Baca berita dengan sedikit iklan, klik di sini
Belasan eksekutif papan atas itu meriung di JW Lounge, Hotel JW Marriott, Mega Kuningan, Jakarta Selatan. Sarapan telah terhidang. Ada pilihan Mexican Breakfast: Steak Quesadilla, Chicken Cheese Nachos, dan Mesclun Salad with Herbs. Pilihan lain: sarapan gaya Continental. Noke Kiroyan, mantan Direktur Utama Newmont Pacific Nusantara, agaknya memilih yang terakhir. Dia memesan burger dan dua telur mata sapi.
Di luar hotel bintang lima itu, matahari belum sepenggalah. Arloji Noke menunjuk pukul setengah delapan lebih. Para bos tersebut hadir dalam CEO Breakfast Meeting pada Jumat pagi pekan lalu. Ini forum eksekutif sepekan sekali yang digelar CastleAsia, perusahaan konsultan asal Amerika Serikat. Tujuannya bertukar informasi bisnis dan pasar.
Di situ hadir Timothy Mackay (Presiden Direktur Holcim Indonesia), Dave Potter (Direktur Eksplorasi Freeport Indonesia), Adrianto Machribie (Komisaris Freeport Indonesia), dan Kevin Moore (Presiden Direktur Husky Oil). Ada pula petinggi Motorola dan Anadarko. Juga James Castle—dia pernah menjadi Presiden Kamar Dagang Amerika Serikat di Indonesia—yang ditemani anaknya, Max Boon.
Pertemuan biasanya diawali sarapan, disusul basa-basi sejenak mengenalkan diri, baru masuk ke topik pembicaraan. Pagi itu rencananya mereka membahas bisnis minyak dan pertambangan. Tapi, pada pukul 07.47 WIB, petaka membatalkan acara. Kegiatan bersantap belum lagi usai ketika ledakan menggelegar, hanya beberapa meter dari lounge yang mengarah ke Restoran Sailendra. Gedung serasa runtuh: tembok ambrol, plafon berjatuhan, gelas dan piring melayang, pecah berhamburan, asap membubung. Ruangan memerah oleh ceceran darah, lalu gelap dalam sekejap. ”Saya mendengar orang berteriak-teriak: ’I can’t see, I can’t see’,” kata Noke.

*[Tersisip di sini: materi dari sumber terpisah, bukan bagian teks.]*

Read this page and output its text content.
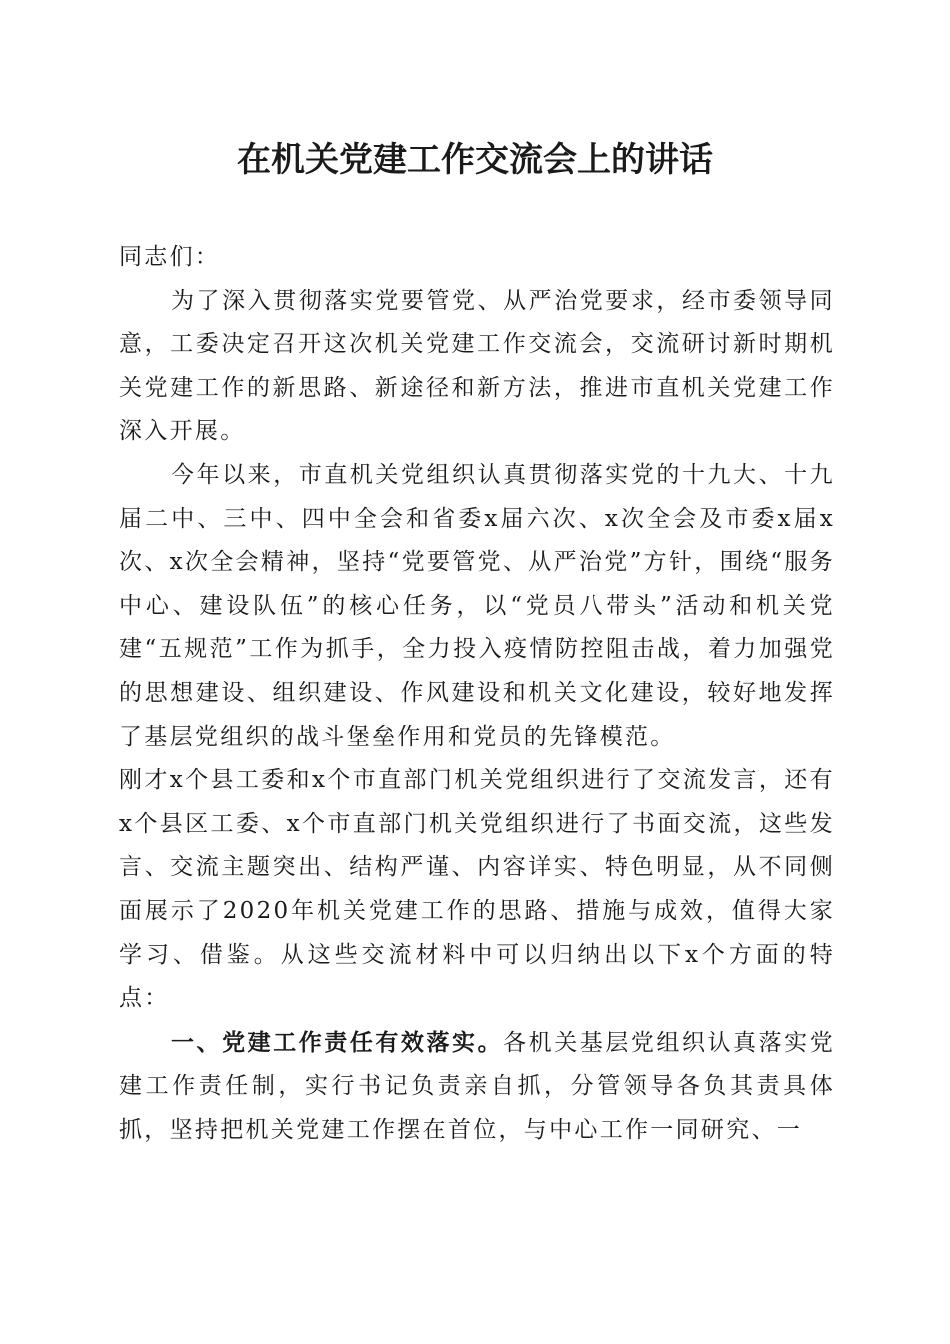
在机关党建工作交流会上的讲话

同志们：

为了深入贯彻落实党要管党、从严治党要求，经市委领导同意，工委决定召开这次机关党建工作交流会，交流研讨新时期机关党建工作的新思路、新途径和新方法，推进市直机关党建工作深入开展。

今年以来，市直机关党组织认真贯彻落实党的十九大、十九届二中、三中、四中全会和省委x届六次、x次全会及市委x届x次、x次全会精神，坚持“党要管党、从严治党”方针，围绕“服务中心、建设队伍”的核心任务，以“党员八带头”活动和机关党建“五规范”工作为抓手，全力投入疫情防控阻击战，着力加强党的思想建设、组织建设、作风建设和机关文化建设，较好地发挥了基层党组织的战斗堡垒作用和党员的先锋模范。

刚才x个县工委和x个市直部门机关党组织进行了交流发言，还有x个县区工委、x个市直部门机关党组织进行了书面交流，这些发言、交流主题突出、结构严谨、内容详实、特色明显，从不同侧面展示了2020年机关党建工作的思路、措施与成效，值得大家学习、借鉴。从这些交流材料中可以归纳出以下x个方面的特点：

一、党建工作责任有效落实。各机关基层党组织认真落实党建工作责任制，实行书记负责亲自抓，分管领导各负其责具体抓，坚持把机关党建工作摆在首位，与中心工作一同研究、一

Pendiri perusahaan konsultan Kiroyan Partners itu pun kehilangan pandangan. Kacamata minusnya terlempar entah ke mana, juga telepon selulernya. Ia berpegangan pada tangan Adrianto Machribie, yang semula duduk di sebelah kirinya. Mereka bersama meniti puing-puing, berupaya keluar dari reruntuhan.
07.57 WIB...
Ledakan di Marriott sepuluh menit sebelumnya terdengar sayup dari Restoran Airlangga di lantai 2 Hotel Ritz-Carlton. Dua hotel mewah ini bersebelahan dan terhubung oleh jalan bawah tanah. Para tamu tak terusik, tetap menikmati sarapan di resto dengan dapur terbuka itu. Aneka cold dishes terhampar di meja buffet: seafood bar, sushi, sashimi. Juga berbagai masakan Indonesia. ”Terasa ada getaran, tapi suaranya kecil,” kata Singgih, penjaga pintu Hotel Ritz.

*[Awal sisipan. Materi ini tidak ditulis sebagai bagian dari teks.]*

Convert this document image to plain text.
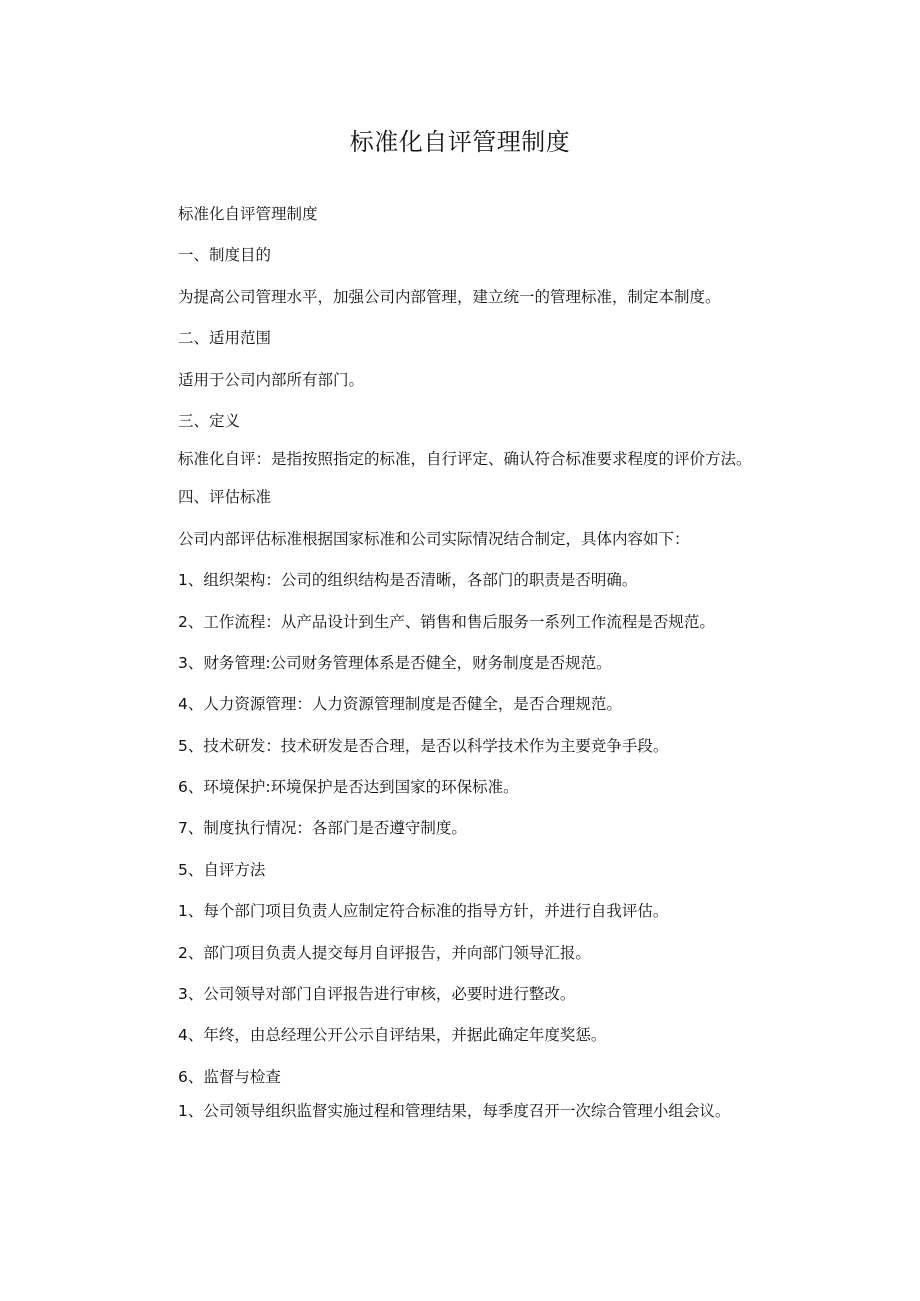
标准化自评管理制度

标准化自评管理制度

一、制度目的

为提高公司管理水平，加强公司内部管理，建立统一的管理标准，制定本制度。

二、适用范围

适用于公司内部所有部门。

三、定义

标准化自评：是指按照指定的标准，自行评定、确认符合标准要求程度的评价方法。

四、评估标准

公司内部评估标准根据国家标准和公司实际情况结合制定，具体内容如下：

1、组织架构：公司的组织结构是否清晰，各部门的职责是否明确。

2、工作流程：从产品设计到生产、销售和售后服务一系列工作流程是否规范。

3、财务管理:公司财务管理体系是否健全，财务制度是否规范。

4、人力资源管理：人力资源管理制度是否健全，是否合理规范。

5、技术研发：技术研发是否合理，是否以科学技术作为主要竞争手段。

6、环境保护:环境保护是否达到国家的环保标准。

7、制度执行情况：各部门是否遵守制度。

5、自评方法

1、每个部门项目负责人应制定符合标准的指导方针，并进行自我评估。

2、部门项目负责人提交每月自评报告，并向部门领导汇报。

3、公司领导对部门自评报告进行审核，必要时进行整改。

4、年终，由总经理公开公示自评结果，并据此确定年度奖惩。

6、监督与检查

1、公司领导组织监督实施过程和管理结果，每季度召开一次综合管理小组会议。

Singgih tiba-tiba melihat kilat putih, dan beberapa detik kemudian menyadari ada ledakan bom. Pusat ledakan di coffee shop, belasan meter dari tempat Singgih berdiri. Ruangan segera diselimuti asap putih kehitaman. Bau belerang menyebar, kata Singgih. Maut datang dalam sekedipan mata.
Lututnya menggeletar oleh panik. Orang-orang yang beberapa detik sebelumnya menikmati sarapan terkapar di lantai. Darah berceceran. Tamu yang selamat berlari keluar. Singgih bergegas membantu temannya, sesama karyawan. Di pusat ledakan, seorang saksi mata menyebutkan, ada mayat terbujur, kepalanya lepas dari batang leher.
Pria bertopi dan berjaket, tengah menarik koper beroda, terekam di kamera keamanan JW Marriott semenit sebelum ledakan pertama. Di rekaman itu, ia selalu menatap ke depan. Kepalanya agak menunduk. Tak sekali pun ia menengok. Berjalan tenang masuk pintu lobi, ia terus menuju lift.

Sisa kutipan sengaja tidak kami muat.